Drivers who suspect they were mis-sold car finance deals might have to wait until December 4 next year for potential compensation, following a decision by regulators to grant firms additional time to address complaints.
The Financial Conduct Authority (FCA) has announced it is extending the deadline for motor finance companies to respond to customer grievances due to delays in obtaining necessary data from these firms.
The watchdog is investigating whether lenders engaged in mis-selling by utilising hidden discretionary commission models, which allowed brokers and car dealerships to inflate interest rates on finance agreements, thereby earning higher commissions at the expense of unwitting customers.
This practice, which often resulted in customers paying significantly more than they would under the flat fee structures now prevalent in car finance, was outlawed in 2021 after regulatory scrutiny revealed its costly impact on drivers.
Earlier in the year, the FCA had cautioned lenders to strengthen their financial reserves in anticipation of a surge in claims. However, the authority later deferred its own reporting deadline for the investigation until May 2025.
On Tuesday, the FCA cited the need for an “extended pause” in complaint handling as a means to potentially establish a compensation scheme, stating: “It is too early to say if we will intervene in this way, but based on our work so far, it is more likely than when we started our review.”

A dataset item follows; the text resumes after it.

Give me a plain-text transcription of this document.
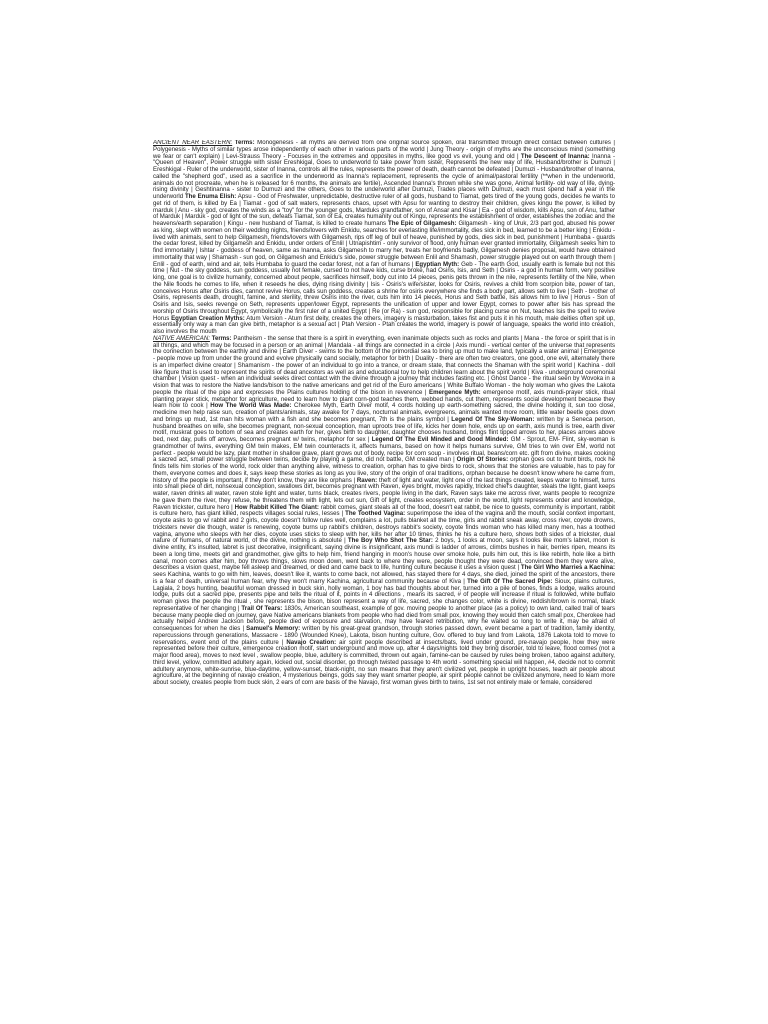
ANCIENT NEAR EASTERN: Terms: Monogenesis - all myths are derived from one original source spoken, oral transmitted through direct contact between cultures | Polygenesis - Myths of similar types arose independently of each other in various parts of the world | Jung Theory - origin of myths are the unconscious mind (something we fear or can't explain) | Levi-Strauss Theory - Focuses in the extremes and opposites in myths, like good vs evil, young and old | The Descent of Inanna: Inanna - "Queen of Heaven", Power struggle with sister Ereshkigal, Goes to underworld to take power from sister, Represents the new way of life, Husband/brother is Dumuzi | Ereshkigal - Ruler of the underworld, sister of Inanna, controls all the rules, represents the power of death, death cannot be defeated | Dumuzi - Husband/brother of Inanna, called the "shepherd god", used as a sacrifice in the underworld as Inanna's replacement, represents the cycle of animal/pastoral fertility (**when in the underworld, animals do not procreate, when he is released for 6 months, the animals are fertile), Ascended Inanna's thrown while she was gone, Animal fertility- old way of life, dying-rising divinity | Geshtinanna - sister to Dumuzi and the others, Goes to the underworld after Dumuzi, Trades places with Dumuzi, each must spend half a year in the underworld The Enuma Elish: Apsu - God of Freshwater, unpredictable, destructive ruler of all gods, husband to Tiamat, gets tired of the young gods, decides he wants to get rid of them, is killed by Ea | Tiamat - god of salt waters, represents chaos, upset with Apsu for wanting to destroy their children, gives kingu the power, is killed by marduk | Anu - sky god, creates the winds as a "toy" for the younger gods, Marduks grandfather, son of Ansar and Kisar | Ea - god of wisdom, kills Apsu, son of Anu, father of Marduk | Marduk - god of light of the sun, defeats Tiamat, son of Ea, creates humanity out of Kingu, represents the establishment of order, establishes the zodiac and the heavens/earth separation | Kingu - new husband of Tiamat, is killed to create humans The Epic of Gilgamesh: Gilgamesh - king of Uruk, 2/3 part god, abused his power as king, slept with women on their wedding nights, friends/lovers with Enkidu, searches for everlasting life/immortality, dies sick in bed, learned to be a better king | Enkidu - lived with animals, sent to help Gilgamesh, friends/lovers with Gilgamesh, rips off leg of bull of heave, punished by gods, dies sick in bed, punishment | Humbaba - guards the cedar forest, killed by Gilgamesh and Enkidu, under orders of Enlil | Utnapishtim - only survivor of flood, only human ever granted immortality, Gilgamesh seeks him to find immortality | Ishtar - goddess of heaven, same as Inanna, asks Gilgamesh to marry her, treats her boyfriends badly, Gilgamesh denies proposal, would have obtained immortality that way | Shamash - sun god, on Gilgamesh and Enkidu's side, power struggle between Enlil and Shamash, power struggle played out on earth through them | Enlil - god of earth, wind and air, tells Humbaba to guard the cedar forest, not a fan of humans | Egyptian Myth: Geb - The earth God, usually earth is female but not this time | Nut - the sky goddess, sun goddess, usually not female, cursed to not have kids, curse broke, had Osiris, Isis, and Seth | Osiris - a god in human form, very positive king, one goal is to civilize humanity, concerned about people, sacrifices himself, body cut into 14 pieces, penis gets thrown in the nile, represents fertility of the Nile, when the Nile floods he comes to life, when it reseeds he dies, dying rising divinity | Isis - Osiris's wife/sister, looks for Osiris, revives a child from scorpion bite, power of tan, conceives Horus after Osiris dies, cannot revive Horus, calls sun goddess, creates a shrine for osiris everywhere she finds a body part, allows seth to live | Seth - brother of Osiris, represents death, drought, famine, and sterility, threw Osiris into the river, cuts him into 14 pieces, Horus and Seth battle, Isis allows him to live | Horus - Son of Osiris and Isis, seeks revenge on Seth, represents upper/lower Egypt, represents the unification of upper and lower Egypt, comes to power after Isis has spread the worship of Osiris throughout Egypt, symbolically the first ruler of a united Egypt | Re (or Ra) - sun god, responsible for placing curse on Nut, teaches Isis the spell to revive Horus Egyptian Creation Myths: Atum Version - Atum first deity, creates the others, imagery is masturbation, takes fist and puts it in his mouth, male deities often spit up, essentially only way a man can give birth, metaphor is a sexual act | Ptah Version - Ptah creates the world, imagery is power of language, speaks the world into creation, also involves the mouth

NATIVE AMERICAN: Terms: Pantheism - the sense that there is a spirit in everything, even inanimate objects such as rocks and plants | Mana - the force or spirit that is in all things, and which may be focused in a person or an animal | Mandala - all things are connected in a circle | Axis mundi - vertical center of the universe that represents the connection between the earthly and divine | Earth Diver - swims to the bottom of the primordial sea to bring up mud to make land, typically a water animal | Emergence - people move up from under the ground and evolve physically cand socially, metaphor for birth | Duality - there are often two creators, one good, one evil, alternately there is an imperfect divine creator | Shamanism - the power of an individual to go into a trance, or dream state, that connects the Shaman with the spirit world | Kachina - doll like figure that is used to represent the spirits of dead ancestors as well as and educational toy to help children learn about the spirit world | Kiva - underground ceremonial chamber | Vision quest - when an individual seeks direct contact with the divine through a journey that includes fasting etc. | Ghost Dance - the ritual seen by Wovoka in a vision that was to restore the Native lands/bison to the native americans and get rid of the Euro americans | White Buffalo Woman - the holy woman who gives the Lakota people the ritual of the pipe and expresses the Plains cultures holding of the bison in reverence | Emergence Myth: emergence motif, axis mundi-prayer stick, ritual planting prayer stick, metaphor for agriculture, need to learn how to plant corn-god teaches them, webbed hands, cut them, represents social development because they learn how to cook | How The World Was Made: Cherokee Myth, Earth Diver motif, 4 cords holding up earth-something sacred, the divine holding it, sun too close, medicine men help raise sun, creation of plants/animals, stay awake for 7 days, nocturnal animals, evergreens, animals wanted more room, little water beetle goes down and brings up mud, 1st man hits woman with a fish and she becomes pregnant, 7th is the plains symbol | Legend Of The Sky-Woman: written by a Seneca person, husband breathes on wife, she becomes pregnant, non-sexual conception, man uproots tree of life, kicks her down hole, ends up on earth, axis mundi is tree, earth diver motif, muskrat goes to bottom of sea and creates earth for her, gives birth to daughter, daughter chooses husband, brings flint tipped arrows to her, places arrows above bed, next day, pulls off arrows, becomes pregnant w/ twins, metaphor for sex | Legend Of The Evil Minded and Good Minded: GM - Sprout, EM- Flint, sky-woman is grandmother of twins, everything GM twin makes, EM twin counteracts it, affects humans, based on how it helps humans survive, GM tries to win over EM, world not perfect - people would be lazy, plant mother in shallow grave, plant grows out of body, recipe for corn soup - involves ritual, beans/corn etc. gift from divine, makes cooking a sacred act, small power struggle between twins, decide by playing a game, did not battle, GM created man | Origin Of Stories: orphan goes out to hunt birds, rock he finds tells him stories of the world, rock older than anything alive, witness to creation, orphan has to give birds to rock, shows that the stories are valuable, has to pay for them, everyone comes and does it, says keep these stories as long as you live, story of the origin of oral traditions, orphan because he doesn't know where he came from, history of the people is important, if they don't know, they are like orphans | Raven: theft of light and water, light one of the last things created, keeps water to himself, turns into small piece of dirt, nonsexual conception, swallows dirt, becomes pregnant with Raven, eyes bright, moves rapidly, tricked chief's daughter, steals the light, giant keeps water, raven drinks all water, raven stole light and water, turns black, creates rivers, people living in the dark, Raven says take me across river, wants people to recognize he gave them the river, they refuse, he threatens them with light, lets out sun, Gift of light, creates ecosystem, order in the world, light represents order and knowledge, Raven trickster, culture hero | How Rabbit Killed The Giant: rabbit comes, giant steals all of the food, doesn't eat rabbit, be nice to guests, community is important, rabbit is culture hero, has giant killed, respects villages social rules, Iesses | The Toothed Vagina: superimpose the idea of the vagina and the mouth, social context important, coyote asks to go w/ rabbit and 2 girls, coyote doesn't follow rules well, complains a lot, pulls blanket all the time, girls and rabbit sneak away, cross river, coyote drowns, tricksters never die though, water is renewing, coyote burns up rabbit's children, destroys rabbit's society, coyote finds woman who has killed many men, has a toothed vagina, anyone who sleeps with her dies, coyote uses sticks to sleep with her, kills her after 10 times, thinks he his a culture hero, shows both sides of a trickster, dual nature of humans, of natural world, of the divine, nothing is absolute | The Boy Who Shot The Star: 2 boys, 1 looks at moon, says it looks like mom's labret, moon is divine entity, it's insulted, labret is just decorative, insignificant, saying divine is insignificant, axis mundi is ladder of arrows, climbs bushes in hair, berries ripen, means its been a long time, meets girl and grandmother, give gifts to help him, friend hanging in moon's house over smoke hole, pulls him out, this is like rebirth, hole like a birth canal, moon comes after him, boy throws things, slows moon down, went back to where they were, people thought they were dead, convinced them they were alive, describes a vision quest, maybe fell asleep and dreamed, or died and came back to life, hunting culture because it uses a vision quest | The Girl Who Marries a Kachina: sees Kachina, wants to go with him, leaves, doesn't like it, wants to come back, not allowed, has stayed there for 4 days, she died, joined the spirit of the ancestors, there is a fear of death, universal human fear, why they won't marry Kachina, agricultural community because of Kiva | The Gift Of The Sacred Pipe: Sioux, plains cultures, Lagiala, 2 boys hunting, beautiful woman dressed in buck skin, holly woman, 1 boy has bad thoughts about her, turned into a pile of bones, finds a lodge, walks around lodge, pulls out a sacred pipe, presents pipe and tells the ritual of it, points in 4 directions , means its sacred, # of people will increase if ritual is followed, white buffalo woman gives the people the ritual , she represents the bison, bison represent a way of life, sacred, she changes color, white is divine, reddish/brown is normal, black representative of her changing | Trail Of Tears: 1830s, American southeast, example of gov. moving people to another place (as a policy) to own land, called trail of tears because many people died on journey, gave Native americans blankets from people who had died from small pox, knowing they would then catch small pox, Cherokee had actually helped Andrew Jackson before, people died of exposure and starvation, may have feared retribution, why he waited so long to write it, may be afraid of consequences for when he dies | Samuel's Memory: written by his great-great grandson, through stories passed down, event became a part of tradition, family identity, repercussions through generations, Massacre - 1890 (Wounded Knee), Lakota, bison hunting culture, Gov. offered to buy land from Lakota, 1876 Lakota told to move to reservations, event end of the plains culture | Navajo Creation: air spirit people described at insects/bats, lived under ground, pre-navajo people, how they were represented before their culture, emergence creation motif, start underground and move up, after 4 days/nights told they bring disorder, told to leave, flood comes (not a major flood area), moves to next level , swallow people, blue, adultery is committed, thrown out again, famine-can be caused by rules being broken, taboo against adultery, third level, yellow, committed adultery again, kicked out, social disorder, go through twisted passage to 4th world - something special will happen, #4, decide not to commit adultery anymore, white-sunrise, blue-daytime, yellow-sunset, black-night, no sun means that they aren't civilized yet, people in upright houses, teach air people about agriculture, at the beginning of navajo creation, 4 mysterious beings, gods say they want smarter people, air spirit people cannot be civilized anymore, need to learn more about society, creates people from buck skin, 2 ears of corn are basis of the Navajo, first woman gives birth to twins, 1st set not entirely male or female, considered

The delay has been partly attributed to the regulator’s challenges in acquiring the required data from firms, with the FCA noting that this process has taken longer than anticipated.
The news follows Close Brothers, a leading provider of motor finance, announcing the sale of its asset management business to a private equity firm for £200 million to bolster its finances during the investigation.
The bank had previously earmarked £400 million to cover potential expenses, as declared in March, and also cancelled dividend payouts for 2024.
Lloyds, the owner of car finance company Black Horse, stated earlier this year that it was reserving approximately £450 million to handle potential costs related to the issue and any compensation payouts.